La dernière semaine de février, chaque Roumain choisit pour soi, une des neuf premières journées de mars qu’ils appellent « ma Vieille ». D’où vient cette coutume ?
On dit qu’il y a fort longtemps une vieille femme maria son fils à une jeune femme belle et laborieuse. Mais la vieille, jamais contente de sa bru, infligeait à celle-ci les plus dures corvées. Ainsi, un jour de fin de février – ce mois est réputé le plus froid dans la région des Carpates – la marâtre envoya sa bru à la rivière laver la laine d’une brebis noire jusqu’à ce qu’elle devînt blanche. Les mains écorchées à vif, le cœur gelé, la pauvre jeune femme peinait en vain, lorsque l’apôtre Pierre se montra lui disant de continuer, car Dieu verrait son courage et lui porterait secours. A sa surprise, la jeune femme vit effectivement que la laine devenait de plus en plus blanche… Heureuse de pouvoir enfin satisfaire les exigences de sa belle-mère, elle prit le chemin de la maison. En route, elle trouva quelques perce-neige qui brisaient timidement la couverture glacée de la neige. Elle les recueillit et les accrocha dans ses cheveux.
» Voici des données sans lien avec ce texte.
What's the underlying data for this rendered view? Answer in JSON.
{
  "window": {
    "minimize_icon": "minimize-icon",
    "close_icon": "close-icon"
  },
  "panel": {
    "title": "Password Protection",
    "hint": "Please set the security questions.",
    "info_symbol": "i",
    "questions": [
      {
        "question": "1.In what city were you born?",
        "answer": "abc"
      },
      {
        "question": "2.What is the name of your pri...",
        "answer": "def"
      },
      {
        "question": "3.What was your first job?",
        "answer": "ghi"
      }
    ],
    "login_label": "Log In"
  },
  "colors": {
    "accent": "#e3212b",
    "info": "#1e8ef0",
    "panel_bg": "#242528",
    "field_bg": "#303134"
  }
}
Lorsque sa belle-mère la vit arriver, le bouquet de perce-neige dans les cheveux et la laine blanche dans les bras, elle transforma sa colère en raillerie, insinuant que sa belle-fille avait un amoureux qui lui offrait des fleurs. Et quand la jeune femme lui expliqua comment elle avait trouvé les fleurs, hargneuse, la vieille décida de partir avec son fils et leur troupeau de moutons sur la montagne car, disait-elle, le printemps était arrivé. Laissant sa bru à la maison, elle emporta neuf de ses pelisses, pour se couvrir en cas de froid.
Arrivés sur les premières hauteurs, un souffle doux leur laissa l’impression que l’hiver était bien parti. Et avec chaque jour qui passait, et chaque hauteur qu’ils gagnaient, la Vieille se débarrassait d’une de ses pelisses. Elle demandait tous les jours à son fils de jouer de son pipeau.
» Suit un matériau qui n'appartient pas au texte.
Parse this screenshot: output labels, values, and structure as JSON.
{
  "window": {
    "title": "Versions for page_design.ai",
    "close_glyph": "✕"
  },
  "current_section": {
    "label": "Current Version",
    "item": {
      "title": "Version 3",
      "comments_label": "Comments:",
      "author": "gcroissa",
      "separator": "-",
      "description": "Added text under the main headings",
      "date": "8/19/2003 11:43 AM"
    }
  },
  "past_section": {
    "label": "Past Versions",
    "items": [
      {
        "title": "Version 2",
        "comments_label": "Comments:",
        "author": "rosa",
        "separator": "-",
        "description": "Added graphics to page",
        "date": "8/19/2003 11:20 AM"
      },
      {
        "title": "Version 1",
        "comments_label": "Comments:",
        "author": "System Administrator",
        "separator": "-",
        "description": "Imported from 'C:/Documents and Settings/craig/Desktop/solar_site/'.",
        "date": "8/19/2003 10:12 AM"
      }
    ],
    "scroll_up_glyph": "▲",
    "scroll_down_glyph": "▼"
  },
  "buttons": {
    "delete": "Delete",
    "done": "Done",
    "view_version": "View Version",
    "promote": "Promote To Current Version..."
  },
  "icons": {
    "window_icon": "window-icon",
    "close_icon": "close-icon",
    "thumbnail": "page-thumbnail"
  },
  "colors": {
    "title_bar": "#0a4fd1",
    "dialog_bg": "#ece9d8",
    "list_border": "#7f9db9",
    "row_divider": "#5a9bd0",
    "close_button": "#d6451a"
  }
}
Regardant les animaux bêler et courir, la Vieille croyait toujours à l’arrivée du printemps. Les pauvres moutons, agités par la faim, couraient ci et là, ne trouvant rien à mettre sous la dent : malgré le redoux passager, le printemps n’était pas encore arrivé. Mais il n’en était rien, car le neuvième jour, la Vieille abandonna pourtant en route sa dernière pelisse.
Le lendemain, le temps changea brusquement. Le vent se mit à souffler, la neige à tomber. Les pauvres animaux, pelotonnés les uns contre les autres, ne résistèrent pas longtemps. Lorsque la Vieille demanda à son fils de jouer encore, alors que le pipeau de ce dernier était resté collé à ses lèvres, la fée Printemps se montra et parla ainsi à la Vieille : „Tu as envoyé ta pauvre belle-fille laver la laine à la rivière au mois de février par un froid de chien ! Elle est rentrée joyeuse, avec ses petites fleurs, mais tu l’as prise en raillerie ! Comment apprécies-tu à présent, la Vieille, l’arrivée du printemps ?”
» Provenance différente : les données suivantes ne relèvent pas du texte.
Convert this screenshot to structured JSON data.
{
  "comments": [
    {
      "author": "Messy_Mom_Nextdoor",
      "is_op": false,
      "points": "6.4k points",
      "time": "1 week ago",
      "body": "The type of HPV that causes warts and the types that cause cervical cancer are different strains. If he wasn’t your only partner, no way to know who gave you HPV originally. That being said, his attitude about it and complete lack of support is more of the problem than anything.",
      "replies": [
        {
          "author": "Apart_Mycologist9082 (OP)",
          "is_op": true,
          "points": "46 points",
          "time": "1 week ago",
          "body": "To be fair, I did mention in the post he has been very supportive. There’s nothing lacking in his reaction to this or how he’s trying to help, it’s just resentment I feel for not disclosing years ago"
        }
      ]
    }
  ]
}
La fée Printemps disparut à nouveau, le vent se mit à souffler avec violence et la Vieille assista impuissante à la mort de son fils et de son troupeau. Peu de temps après, elle gela aussi, se transformant en un rocher, figé aux côtés des pierres qu’étaient devenues son fils et ses moutons. Ce groupe de rochers se trouvant encore de nos jours dans les Carpates méridionales est connu sous le nom de « Vieilles ».
Depuis, chez les Valaques, ancêtres des Roumains méridionaux, on a appelé les neuf premiers jours du mois de mars, quand le printemps est trompeur, les journées de la Vieille. Ce qui veut dire : journées capricieuses, changeantes, comme l’humeur de la vieille femme de notre histoire.
Chaque Roumain qui choisit une de ces journées sait que son humeur pendant l’année sera conditionnée par le temps qu’il fera ce jour-là. Nombreuses sont les plaisanteries tout au long de l’année qui font le rapprochement entre la mauvaise humeur d’une personne et le malheureux choix qu’il a fait.
l’arrivée du printemps en proverbes roumains
(roumain – traduction littérale – équivalent français)
Cu o floare nu se face primăvara « une fleur ne fait pas le printemps »
= une hirondelle ne fait pas le printemps
Mai multi ghimpi în viaţă decât flori pe câmp
= plus de ronces dans la vie que de fleurs dans les champs
Urzica nu va fi floare niciodată „l’ortie ne sera jamais une fleur”
= le chien ne peut être chèvre
Sârguinţa e muma norocului = persévérance arrive à récompense
Cine seamănă spini, spini culege = qui sème les chardons récolte les épines
Toate la vremea lor = il y a un temps pour tout ; toute chose en son temps
Notre pays limité anciennement, dans son territoire le plus vaste, par trois grands fleuves : le Dniestr, la Tisza et le Danube, est également défini comme « carpato-danubo-pontique », en référence à la Mer Noire nommée le « Pont Euxin » par les Romains. Pourtant l’ouverture à la mer, fort curieusement, n’a pas donné naissance chez le peuple roumain à une vocation maritime. La pensée affective des Roumains se tourne plutôt vers ses Carpates, ses forêts et son Danube.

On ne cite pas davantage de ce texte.